Caixin
Apr 17, 2018 07:17 PM

China Plants Hefty Tax on U.S. Sorghum

China’s imports of sorghum surged to 4.76 million tons last year from 317,000 tons in 2013, while their price declined by 31% over the period to $200 per ton in 2017. Photo: VCG
China’s imports of sorghum surged to 4.76 million tons last year from 317,000 tons in 2013, while their price declined by 31% over the period to $200 per ton in 2017. Photo: VCG

China announced Tuesday a hefty anti-dumping tax on imports of the grain sorghum from the U.S., hours after Washington banned Chinese telecom equipment-maker ZTE Corp. from buying components from American suppliers.

The announcement underlines the re-escalation of trade tensions between the world’s two largest economies just as they had appeared to calm.

Preliminary findings from a government investigation that started in February showed that American companies have been selling sorghum in China at prices under market value, a practice known as “dumping,” the Ministry of Commerce said in a statement.

In response, China will impose a 178.6% tariff on the grain from the U.S., with the proceeds to be paid by importers as a “deposit” until a final ruling is made, according to the statement.

If the preliminary ruling is overturned, the deposits will be repaid to the importers, according to World Trade Organization rules.

“U.S. grain sorghum has been dumped in the China market at a rather significant margin, which has had a severe impact on the domestic industry,” Wang Hejun, head of the ministry’s Trade Remedy and Investigation Bureau, said in a separate statement.

Wang added that China’s imports of the product surged to 4.76 million tons last year from 317,000 tons in 2013, while their price declined by 31% over the period to $200 per ton in 2017, which has caused “material damages” to Chinese producers.

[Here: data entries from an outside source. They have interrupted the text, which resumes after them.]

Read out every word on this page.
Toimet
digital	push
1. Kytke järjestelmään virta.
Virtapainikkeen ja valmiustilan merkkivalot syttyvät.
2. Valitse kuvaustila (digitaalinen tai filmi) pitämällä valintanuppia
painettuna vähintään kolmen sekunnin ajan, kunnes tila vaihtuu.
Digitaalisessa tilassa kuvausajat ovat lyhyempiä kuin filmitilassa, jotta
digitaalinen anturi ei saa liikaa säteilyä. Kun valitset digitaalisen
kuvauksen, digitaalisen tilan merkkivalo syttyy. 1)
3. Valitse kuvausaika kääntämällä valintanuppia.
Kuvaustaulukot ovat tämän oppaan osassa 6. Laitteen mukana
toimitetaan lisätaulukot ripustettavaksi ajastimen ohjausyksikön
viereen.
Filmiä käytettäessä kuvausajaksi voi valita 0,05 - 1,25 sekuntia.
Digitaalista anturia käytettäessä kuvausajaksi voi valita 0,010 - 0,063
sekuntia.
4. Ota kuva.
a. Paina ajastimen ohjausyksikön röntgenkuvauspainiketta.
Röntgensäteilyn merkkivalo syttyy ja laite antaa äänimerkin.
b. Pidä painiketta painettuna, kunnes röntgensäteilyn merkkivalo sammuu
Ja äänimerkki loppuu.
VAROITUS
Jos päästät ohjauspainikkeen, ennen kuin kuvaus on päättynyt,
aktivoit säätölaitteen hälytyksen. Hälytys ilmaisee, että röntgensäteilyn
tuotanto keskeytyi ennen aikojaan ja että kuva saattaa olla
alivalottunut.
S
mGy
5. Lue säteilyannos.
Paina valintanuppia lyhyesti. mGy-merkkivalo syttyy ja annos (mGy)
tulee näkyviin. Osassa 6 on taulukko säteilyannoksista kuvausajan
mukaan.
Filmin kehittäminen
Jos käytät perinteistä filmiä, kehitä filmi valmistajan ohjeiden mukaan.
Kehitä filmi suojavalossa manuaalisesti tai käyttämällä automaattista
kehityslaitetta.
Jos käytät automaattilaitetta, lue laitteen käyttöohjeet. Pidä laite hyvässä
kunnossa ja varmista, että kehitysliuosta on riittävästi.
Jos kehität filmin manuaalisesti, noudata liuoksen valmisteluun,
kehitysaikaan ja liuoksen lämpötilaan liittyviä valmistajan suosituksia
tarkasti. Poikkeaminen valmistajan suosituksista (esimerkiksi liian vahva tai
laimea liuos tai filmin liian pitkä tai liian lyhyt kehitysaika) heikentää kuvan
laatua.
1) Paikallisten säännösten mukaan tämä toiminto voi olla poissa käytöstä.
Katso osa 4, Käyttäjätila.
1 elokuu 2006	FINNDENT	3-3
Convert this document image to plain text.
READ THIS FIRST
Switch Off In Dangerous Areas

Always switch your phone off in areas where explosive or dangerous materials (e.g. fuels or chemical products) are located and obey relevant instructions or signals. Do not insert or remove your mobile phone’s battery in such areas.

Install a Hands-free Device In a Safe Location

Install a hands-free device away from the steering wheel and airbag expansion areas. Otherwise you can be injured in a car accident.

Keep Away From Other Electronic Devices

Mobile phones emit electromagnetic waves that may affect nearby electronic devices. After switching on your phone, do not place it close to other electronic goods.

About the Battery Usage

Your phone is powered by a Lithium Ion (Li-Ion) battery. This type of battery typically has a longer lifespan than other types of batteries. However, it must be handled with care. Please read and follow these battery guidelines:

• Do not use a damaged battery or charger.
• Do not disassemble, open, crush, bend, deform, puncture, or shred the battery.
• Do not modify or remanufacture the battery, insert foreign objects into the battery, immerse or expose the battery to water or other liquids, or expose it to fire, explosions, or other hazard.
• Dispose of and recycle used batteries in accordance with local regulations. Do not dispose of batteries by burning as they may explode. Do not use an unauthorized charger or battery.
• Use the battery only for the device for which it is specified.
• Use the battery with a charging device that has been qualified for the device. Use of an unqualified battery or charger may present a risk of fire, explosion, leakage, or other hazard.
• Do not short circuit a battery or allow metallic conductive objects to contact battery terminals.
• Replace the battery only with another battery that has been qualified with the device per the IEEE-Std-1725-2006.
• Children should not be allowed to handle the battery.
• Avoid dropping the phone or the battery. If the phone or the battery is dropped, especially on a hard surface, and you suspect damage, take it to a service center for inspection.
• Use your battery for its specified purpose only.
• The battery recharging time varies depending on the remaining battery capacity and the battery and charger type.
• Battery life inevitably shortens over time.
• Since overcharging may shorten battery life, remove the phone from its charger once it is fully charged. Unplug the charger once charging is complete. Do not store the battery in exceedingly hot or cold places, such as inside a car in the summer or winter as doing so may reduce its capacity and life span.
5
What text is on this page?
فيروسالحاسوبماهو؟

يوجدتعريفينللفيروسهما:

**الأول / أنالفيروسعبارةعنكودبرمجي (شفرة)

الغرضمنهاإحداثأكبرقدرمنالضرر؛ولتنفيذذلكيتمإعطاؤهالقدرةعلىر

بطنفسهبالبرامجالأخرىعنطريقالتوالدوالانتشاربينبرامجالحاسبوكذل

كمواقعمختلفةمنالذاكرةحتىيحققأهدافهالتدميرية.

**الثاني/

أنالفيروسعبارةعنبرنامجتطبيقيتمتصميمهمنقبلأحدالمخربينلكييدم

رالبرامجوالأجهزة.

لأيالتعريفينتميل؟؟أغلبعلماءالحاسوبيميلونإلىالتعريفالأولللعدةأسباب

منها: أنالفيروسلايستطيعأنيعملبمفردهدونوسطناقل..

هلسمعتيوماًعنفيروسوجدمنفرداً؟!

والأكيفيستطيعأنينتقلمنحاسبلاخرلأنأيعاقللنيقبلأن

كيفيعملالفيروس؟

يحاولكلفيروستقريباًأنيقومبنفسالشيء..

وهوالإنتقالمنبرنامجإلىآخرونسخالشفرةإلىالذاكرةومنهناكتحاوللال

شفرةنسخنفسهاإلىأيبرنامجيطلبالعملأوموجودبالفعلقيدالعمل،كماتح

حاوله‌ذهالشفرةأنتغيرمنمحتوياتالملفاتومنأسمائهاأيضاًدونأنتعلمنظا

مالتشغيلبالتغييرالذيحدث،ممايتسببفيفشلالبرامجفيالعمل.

In the first 10 months of last year, U.S. sorghum had a 55.5% market share in China, according to the latest commerce ministry data.

The ministry’s ruling came just hours after U.S. Secretary of Commerce Wilbur Ross announced that ZTE has been prohibited from buying components from American suppliers for seven years as punishment for selling its products to Iranian and North Korean firms.

The moves could ratchet up a trade dispute between the world’s top two economies even though the presidents of both countries have recently made gestures to tone down weeks of tit-for-tat exchanges between their governments.

But Wang also indicated that China remains open to resolving disputes with the U.S. through negotiations. “China has always objected to the abuse of trade remedy measures,” he said. “China is willing to reduce our trade disputes with the U.S. by expanding cooperation.”